Saudi Arabia’s Ties to American Consulting Firms Will Come Under a Senate Microscope
An investigative subcommittee in the Senate is determined to get answers from four American companies about their involvement in the PGA Tour–LIV Golf deal announced last year.

Saudi Arabia’s influence on American consulting firms will come under a microscope next week as a key Senate subcommittee furthers its investigation into the proposed merger between the American PGA Tour and Saudi Arabia’s LIV Golf.
In an increasingly rare moment of bipartisanship, the top Democrat and Republican on the Homeland Security Committee’s permanent subcommittee on investigations, Senators Blumenthal and Johnson, will launch a hearing next week on the Kingdom’s stonewalling and its involvement with four consulting firms.
The firms are Boston Consulting Group, McKinsey and Company, Teneo, and M. Klein and Company.
The subcommittee announced the investigation in a bipartisan letter in which Messrs. Blumenthal and Johnson called on the governor of Saudi Arabia’s Public Investment Fund, Yasir al-Rumayyan, to cease his lawsuits aimed at halting the testimony of consulting executives and the production of documents to the committee.
“The Subcommittee has been examining the extent to which foreign powers may be using commerce within the United States as a tool of foreign influence,” the senators wrote to the PIF leader. “What is unprecedented here is the PIF’s repeated attempts to hamper this Subcommittee’s inquiry. The subpoenas to the PIF Consultants were issued after months during which you, the PIF, and the PIF Consultants repeatedly declined to voluntarily testify or provide any substantive, responsive information or records to the Subcommittee.”
On Tuesday, the subcommittee will convene to review the Saudi fund’s, and consultant’s, lack of compliance and consider further action on the matter. The hearing is titled “Foreign Influence in the United States.”

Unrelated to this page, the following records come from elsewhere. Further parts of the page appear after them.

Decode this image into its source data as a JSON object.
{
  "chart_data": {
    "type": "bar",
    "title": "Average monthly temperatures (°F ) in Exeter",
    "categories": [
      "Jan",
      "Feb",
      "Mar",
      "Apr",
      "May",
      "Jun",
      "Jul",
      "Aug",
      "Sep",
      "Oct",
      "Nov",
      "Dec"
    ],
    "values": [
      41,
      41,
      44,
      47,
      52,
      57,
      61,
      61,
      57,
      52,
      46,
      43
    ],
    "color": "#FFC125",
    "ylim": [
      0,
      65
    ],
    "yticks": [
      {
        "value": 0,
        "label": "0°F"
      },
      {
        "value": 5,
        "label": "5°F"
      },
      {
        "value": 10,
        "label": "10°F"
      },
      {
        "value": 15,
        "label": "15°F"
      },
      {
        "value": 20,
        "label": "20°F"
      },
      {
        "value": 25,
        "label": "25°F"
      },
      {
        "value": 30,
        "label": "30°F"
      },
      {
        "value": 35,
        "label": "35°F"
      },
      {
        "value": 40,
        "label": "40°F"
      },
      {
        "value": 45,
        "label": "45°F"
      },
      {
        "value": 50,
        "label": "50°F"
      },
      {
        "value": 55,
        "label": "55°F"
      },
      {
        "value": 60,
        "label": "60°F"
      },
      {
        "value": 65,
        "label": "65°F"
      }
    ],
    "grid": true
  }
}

In November, the Saudi fund sued all four of the consulting giants in a Saudi Arabian administrative court to stop them from producing documents for the subcommittee.
A lawyer for the fund, Raphael Prober, sent a letter to Messrs. Blumenthal and Johnson on January 12, saying that his client would not comply with the subcommittee’s demands and their lawful subpoenas.
“We respectfully urge you to reconsider your position in this matter,” Mr. Prober wrote. “As detailed below, your demand for documents would require the Advisors to violate lawful orders issued by the courts of Saudi Arabia, protecting documents that are prohibited from disclosure under Saudi law.”
“The PIF is an instrumentality of the Kingdom of Saudi Arabia,” Mr. Probert continued. “Under the Penal Law on Dissemination and Disclosure of Classified Information and Documents (the ‘Penal Law’), both the PIF itself and those who do work for it — including the Advisors — are subject to restrictions on the disclosure of classified documents and information.”
The attorney called the Senate investigation “unprecedented,” claiming that “no committee of Congress has ever sought to compel the production of information in these circumstances.”
Mr. Prober did not respond to a request for comment.
Messrs. Blumenthal and Johnson have been investigating the proposed deal since it was announced publicly in June 2023. In July, the PGA Tour’s chief operating officer, Ron Price, and a PGA board member, Jimmy Dunne, appeared before the committee as part of that investigation.
“Today’s hearing is about much more than the game of golf,” Mr. Blumenthal said at that hearing. “It is about how a brutal, repressive regime can buy influence — indeed even take over — a cherished American institution simply to cleanse its public image. It’s a regime that has killed journalists, jailed and tortured dissidents, fostered the war in Yemen, and supported other terrorist activities.”
On the same day, the subcommittee released preliminary investigation findings that showed PGA and Saudi officials had met several times in Italy, New York, and California to discuss the deal without any PGA officers knowing. When Messrs. Blumenthal and Johnson sought testimony from the PIF governor himself just a few weeks later, they were rebuffed.
The four consulting groups were intimately involved in helping the PGA Tour and LIV Golf move forward with their partnership after helping to negotiate the PGA’s looming deal with a group of billionaire sports team owners known as the Strategic Sports Group. Members of the group include the owners of the Red Sox and the Celtics, John Henry and Wyc Grousbeck, respectively.
According to ESPN, the PGA deal with Strategic Sports Group is nearly finalized, and the official merger between the PGA and LIV Golf will come afterward.